Konkret erklärte Gabriele S., Ex-Frau eines früheren Gendarmeriebeamten im Bezirk Gänserndorf, im Madonna-Interview: „Mein Ex-Mann wurde im März 1998 zu den Ermittlungen hinzugezogen. Ich weiß noch, als wäre es gestern gewesen, wie er mir erzählte, dass sie einen Hauptverdächtigen hätten.“ Es sei dabei um Wolfgang Priklopil gegangen, der auch „Brigitte Sirny sehr gut gekannt“ haben soll. Doch im Frühsommer 1998 kam ihr Mann nach Hause und erzählte, dass „er und seine Kollegen von heute auf morgen die Order ‚von oben' bekommen haben, die Ermittlungen gegen den Verdächtigen einzustellen. Ab nun werde nur noch nach der Leiche gesucht.“

Um diesen Zeugen wird sich nun Adamovich und seine Kommission intensiv bemühen, doch er schränkt gegenüber ÖSTERREICH ein: „Einvernahmen im technischen Sinn mit Wahrheitspflicht gibt es nicht. Man kann nur Personen einladen, zu kommen – wenn sie nicht kommen, gibt es keine weiteren Sanktionen.“

Sicheres Urteil
Nach dem heutigen Innenausschuss geht die Arbeit erst richtig los. „Man hat es da mit einem riesigen Material zu tun, wo man nicht anders kann, als stufenweise vorzugehen.

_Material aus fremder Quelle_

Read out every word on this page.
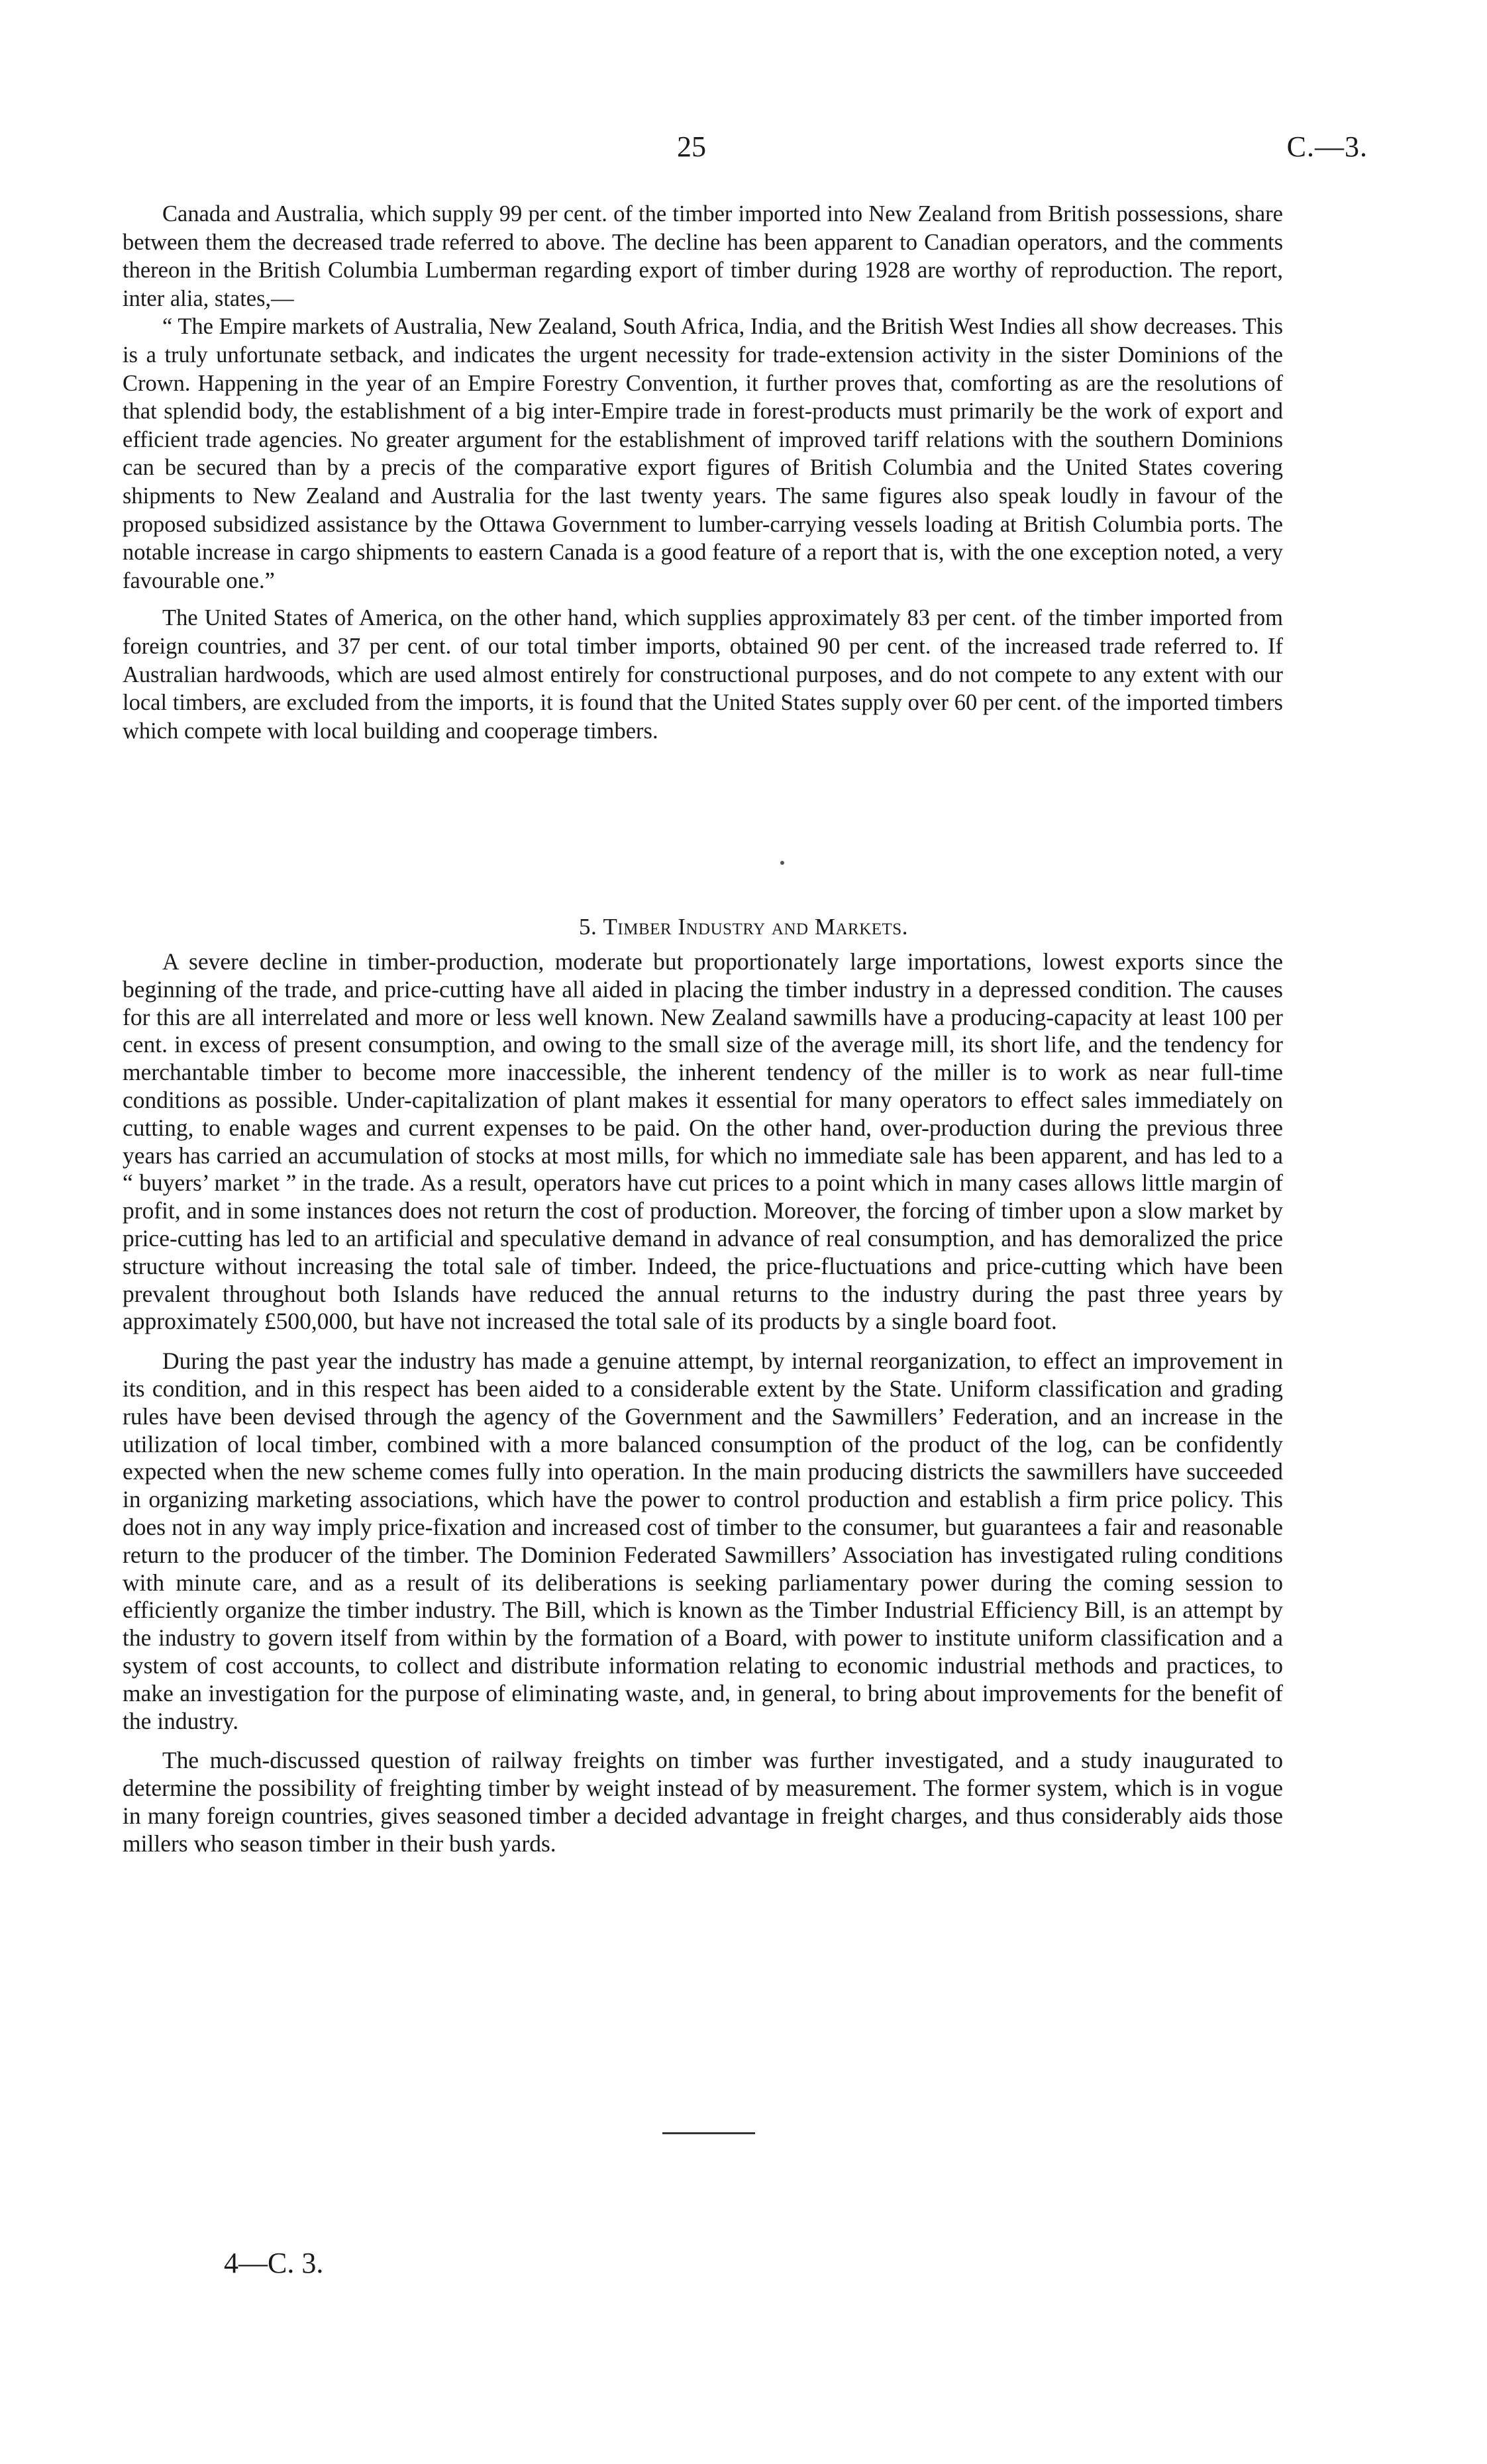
25	C.—3.

Canada and Australia, which supply 99 per cent. of the timber imported into New Zealand from British possessions, share between them the decreased trade referred to above. The decline has been apparent to Canadian operators, and the comments thereon in the British Columbia Lumberman regarding export of timber during 1928 are worthy of reproduction. The report, inter alia, states,—

“ The Empire markets of Australia, New Zealand, South Africa, India, and the British West Indies all show decreases. This is a truly unfortunate setback, and indicates the urgent necessity for trade-extension activity in the sister Dominions of the Crown. Happening in the year of an Empire Forestry Convention, it further proves that, comforting as are the resolutions of that splendid body, the establishment of a big inter-Empire trade in forest-products must primarily be the work of export and efficient trade agencies. No greater argument for the establishment of improved tariff relations with the southern Dominions can be secured than by a precis of the comparative export figures of British Columbia and the United States covering shipments to New Zealand and Australia for the last twenty years. The same figures also speak loudly in favour of the proposed subsidized assistance by the Ottawa Government to lumber-carrying vessels loading at British Columbia ports. The notable increase in cargo shipments to eastern Canada is a good feature of a report that is, with the one exception noted, a very favourable one.”

The United States of America, on the other hand, which supplies approximately 83 per cent. of the timber imported from foreign countries, and 37 per cent. of our total timber imports, obtained 90 per cent. of the increased trade referred to. If Australian hardwoods, which are used almost entirely for constructional purposes, and do not compete to any extent with our local timbers, are excluded from the imports, it is found that the United States supply over 60 per cent. of the imported timbers which compete with local building and cooperage timbers.

5. Timber Industry and Markets.

A severe decline in timber-production, moderate but proportionately large importations, lowest exports since the beginning of the trade, and price-cutting have all aided in placing the timber industry in a depressed condition. The causes for this are all interrelated and more or less well known. New Zealand sawmills have a producing-capacity at least 100 per cent. in excess of present consumption, and owing to the small size of the average mill, its short life, and the tendency for merchantable timber to become more inaccessible, the inherent tendency of the miller is to work as near full-time conditions as possible. Under-capitalization of plant makes it essential for many operators to effect sales immediately on cutting, to enable wages and current expenses to be paid. On the other hand, over-production during the previous three years has carried an accumulation of stocks at most mills, for which no immediate sale has been apparent, and has led to a “ buyers’ market ” in the trade. As a result, operators have cut prices to a point which in many cases allows little margin of profit, and in some instances does not return the cost of production. Moreover, the forcing of timber upon a slow market by price-cutting has led to an artificial and speculative demand in advance of real consumption, and has demoralized the price structure without increasing the total sale of timber. Indeed, the price-fluctuations and price-cutting which have been prevalent throughout both Islands have reduced the annual returns to the industry during the past three years by approximately £500,000, but have not increased the total sale of its products by a single board foot.

During the past year the industry has made a genuine attempt, by internal reorganization, to effect an improvement in its condition, and in this respect has been aided to a considerable extent by the State. Uniform classification and grading rules have been devised through the agency of the Government and the Sawmillers’ Federation, and an increase in the utilization of local timber, combined with a more balanced consumption of the product of the log, can be confidently expected when the new scheme comes fully into operation. In the main producing districts the sawmillers have succeeded in organizing marketing associations, which have the power to control production and establish a firm price policy. This does not in any way imply price-fixation and increased cost of timber to the consumer, but guarantees a fair and reasonable return to the producer of the timber. The Dominion Federated Sawmillers’ Association has investigated ruling conditions with minute care, and as a result of its deliberations is seeking parliamentary power during the coming session to efficiently organize the timber industry. The Bill, which is known as the Timber Industrial Efficiency Bill, is an attempt by the industry to govern itself from within by the formation of a Board, with power to institute uniform classification and a system of cost accounts, to collect and distribute information relating to economic industrial methods and practices, to make an investigation for the purpose of eliminating waste, and, in general, to bring about improvements for the benefit of the industry.

The much-discussed question of railway freights on timber was further investigated, and a study inaugurated to determine the possibility of freighting timber by weight instead of by measurement. The former system, which is in vogue in many foreign countries, gives seasoned timber a decided advantage in freight charges, and thus considerably aids those millers who season timber in their bush yards.

4—C. 3.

Man hat sich jetzt natürlich auf die Punkte konzentriert, wo man aufgrund gewisser Unterlagen schon ein relativ sicheres Urteil fällen konnte. Es ist ganz klar, dass man in so kurzer Zeit nicht über alles und jedes etwas aussagen kann“, so Adamovich über seinen ersten Bericht. Dennoch habe das Papier „Substanz“.